What started out as a great year for many cannabis stocks has deteriorated into a miserable one. That's especially true for CannTrust Holdings (NYSE:CTST), Canopy Growth (NYSE:CGC), and Tilray (NASDAQ:TLRY). All three stocks were up big earlier this year but have lost all of their initial gains and then some.
Are these beaten-down pot stocks now bad news buys? Or are they simply bad news?
From bad to worst
Canopy Growth ranks as the least bad of these three stocks. But Canopy has still experienced a rough few months after shooting up more than 90% by late April. The stock is now down 6% year to date.
The company's problems started with disappointing fiscal 2019 fourth-quarter results. Canopy's big partner, Constellation Brands, publicly expressed its displeasure with those results. It didn't take long for Canopy Growth founder and co-CEO Bruce Linton to be shown the door. Canopy Growth followed up with even worse results in its fiscal 2020 first quarter.
Tilray enjoyed a couple of good weeks to start off 2019, with the stock rising 42% by mid-January. Things quickly went south, however. The pot stock is now down a whopping 60% so far this year.
What happened? The company's initial public offering (IPO) lockup period expired, with some insiders selling shares. Tilray took on a boatload of debt to acquire hemp foods maker Manitoba Harvest. Some Wall Street analysts didn't like the company's strategy. Tilray also reported Q2 results that Vertical Group analyst Gordon Johnson called "an unmitigated disaster." Johnson predicted that the stock would lose more than 85% of its value within the next 12 months.
CannTrust had the worst news of all. The stock more than doubled in the first quarter. But CannTrust's shares crashed after the company reported disappointing Q4 results in late March. CannTrust followed up with a stock offering in May that caused shares to fall even more.
By July, the company was embroiled in a scandal involving the sale of cannabis products from unlicensed grow rooms. CEO Peter Aceto was subsequently fired as a result of the revelations of misconduct. The stock is now down 63% year to date.
Accentuating the positives
Remember the old song that said to "accentuate the positive, eliminate the negative, latch on to the affirmative, and don't mess with Mister In-Between"? Let's try to think positively to the extent that we can.
Canopy Growth certainly still has a lot going for it. The company continues to enjoy the backing of Constellation Brands, which has a great track record in building successful consumer brands. Canopy also has plenty of cash from the $4 billion investment made by Constellation last year. It's arguably in the strongest position among Canadian cannabis producers to perform well in the U.S. market, and should also be in great shape to compete in the Canadian cannabis derivatives market opening later this year.
Tilray's partnerships with Anheuser-Busch InBev, Authentic Brands Group, and Novartis should help the company succeed in the Canadian cannabis-infused beverages market, the U.S. hemp-based consumer CBD products market, and European medical cannabis markets. And while Tilray's debt is much higher as a result of its acquisition of Manitoba Harvest, the company is also poised to reap rewards from the transaction.

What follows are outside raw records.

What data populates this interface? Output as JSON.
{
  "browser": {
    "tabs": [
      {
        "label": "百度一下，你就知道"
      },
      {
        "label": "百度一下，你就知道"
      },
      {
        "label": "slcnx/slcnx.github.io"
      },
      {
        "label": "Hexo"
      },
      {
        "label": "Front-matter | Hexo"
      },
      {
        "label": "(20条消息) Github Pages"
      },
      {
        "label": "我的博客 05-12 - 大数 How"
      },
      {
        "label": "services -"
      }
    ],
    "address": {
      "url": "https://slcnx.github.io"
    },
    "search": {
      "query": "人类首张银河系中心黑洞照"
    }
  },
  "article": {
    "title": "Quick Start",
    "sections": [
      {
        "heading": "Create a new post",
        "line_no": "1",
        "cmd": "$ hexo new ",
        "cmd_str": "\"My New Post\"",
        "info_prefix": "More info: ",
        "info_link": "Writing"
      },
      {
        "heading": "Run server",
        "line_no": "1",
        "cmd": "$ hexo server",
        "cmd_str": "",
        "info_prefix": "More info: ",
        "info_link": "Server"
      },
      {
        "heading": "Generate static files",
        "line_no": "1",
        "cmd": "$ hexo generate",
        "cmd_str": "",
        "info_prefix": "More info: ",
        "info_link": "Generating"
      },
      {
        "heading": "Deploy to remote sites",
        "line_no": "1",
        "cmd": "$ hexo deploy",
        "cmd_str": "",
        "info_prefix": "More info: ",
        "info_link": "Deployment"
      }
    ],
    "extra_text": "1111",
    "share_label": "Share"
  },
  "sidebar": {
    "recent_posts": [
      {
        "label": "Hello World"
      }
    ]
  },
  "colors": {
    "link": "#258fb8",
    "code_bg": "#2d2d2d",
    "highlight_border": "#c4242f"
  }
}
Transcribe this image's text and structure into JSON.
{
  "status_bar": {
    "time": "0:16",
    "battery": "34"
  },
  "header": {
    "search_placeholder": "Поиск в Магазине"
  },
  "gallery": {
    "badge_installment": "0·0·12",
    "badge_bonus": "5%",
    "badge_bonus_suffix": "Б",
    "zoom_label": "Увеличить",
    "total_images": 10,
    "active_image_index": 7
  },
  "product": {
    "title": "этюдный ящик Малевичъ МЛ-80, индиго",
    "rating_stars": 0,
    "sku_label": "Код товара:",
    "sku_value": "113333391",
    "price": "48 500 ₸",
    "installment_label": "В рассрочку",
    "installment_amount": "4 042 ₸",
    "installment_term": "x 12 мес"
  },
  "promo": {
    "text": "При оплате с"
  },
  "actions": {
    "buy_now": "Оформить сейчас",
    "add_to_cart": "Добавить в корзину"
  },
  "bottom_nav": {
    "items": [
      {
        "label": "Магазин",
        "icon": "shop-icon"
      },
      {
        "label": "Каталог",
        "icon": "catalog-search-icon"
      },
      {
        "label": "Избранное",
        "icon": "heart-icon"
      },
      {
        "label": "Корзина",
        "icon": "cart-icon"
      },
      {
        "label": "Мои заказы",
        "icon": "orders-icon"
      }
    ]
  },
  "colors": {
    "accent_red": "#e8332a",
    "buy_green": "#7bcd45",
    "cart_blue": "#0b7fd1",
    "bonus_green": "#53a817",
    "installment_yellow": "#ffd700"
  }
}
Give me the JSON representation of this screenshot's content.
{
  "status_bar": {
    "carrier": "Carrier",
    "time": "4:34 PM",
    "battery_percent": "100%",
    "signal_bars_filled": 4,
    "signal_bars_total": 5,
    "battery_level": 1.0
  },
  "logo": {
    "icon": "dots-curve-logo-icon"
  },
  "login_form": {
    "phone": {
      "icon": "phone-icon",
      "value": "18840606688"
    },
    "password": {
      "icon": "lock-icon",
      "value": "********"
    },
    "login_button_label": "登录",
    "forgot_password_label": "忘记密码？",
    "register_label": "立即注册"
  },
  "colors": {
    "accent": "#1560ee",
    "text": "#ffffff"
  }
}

It's admittedly hard to "eliminate the negative" when it comes to CannTrust. However, the company's board is evaluating strategic options, including a potential sale. CannTrust claims a rapidly growing production capacity that ranks it in the top four in the industry. With a market cap of around $250 million, the stock could be a steal if CannTrust can move past the issues related to its use of unlicensed grow rooms.
Are they buys?
I think that CannTrust has a lot of work to do to regain investors' confidence. My concern is that it could take a while for the company to emerge from the shadow of its misdeeds. For now, my view is that it's best to stay on the sidelines with the stock.
Tilray could turn out to be the big winner that some thought it would be after the stock's sizzling IPO last year. However, the main problem that I see for Tilray is cash. The company continues to burn through the cash it has, and CEO Brendan Kennedy doesn't appear to be interested in taking on equity partners. That likely means that more dilution could be on the way in the future. Tilray remains a no-go in my book.
Canopy Growth really blundered with what looks like channel stuffing of cannabis oil and softgel products earlier this year. But I like the positive influence that Constellation has and will continue to have on Canopy. I also expect that the company will find a new CEO who can right the ship.
Investing in marijuana stocks is a volatile proposition, and I fully expect plenty more volatility for Canopy Growth. However, I still think the company is worth considering for investors with a long-term perspective who can tolerate huge swings along the way.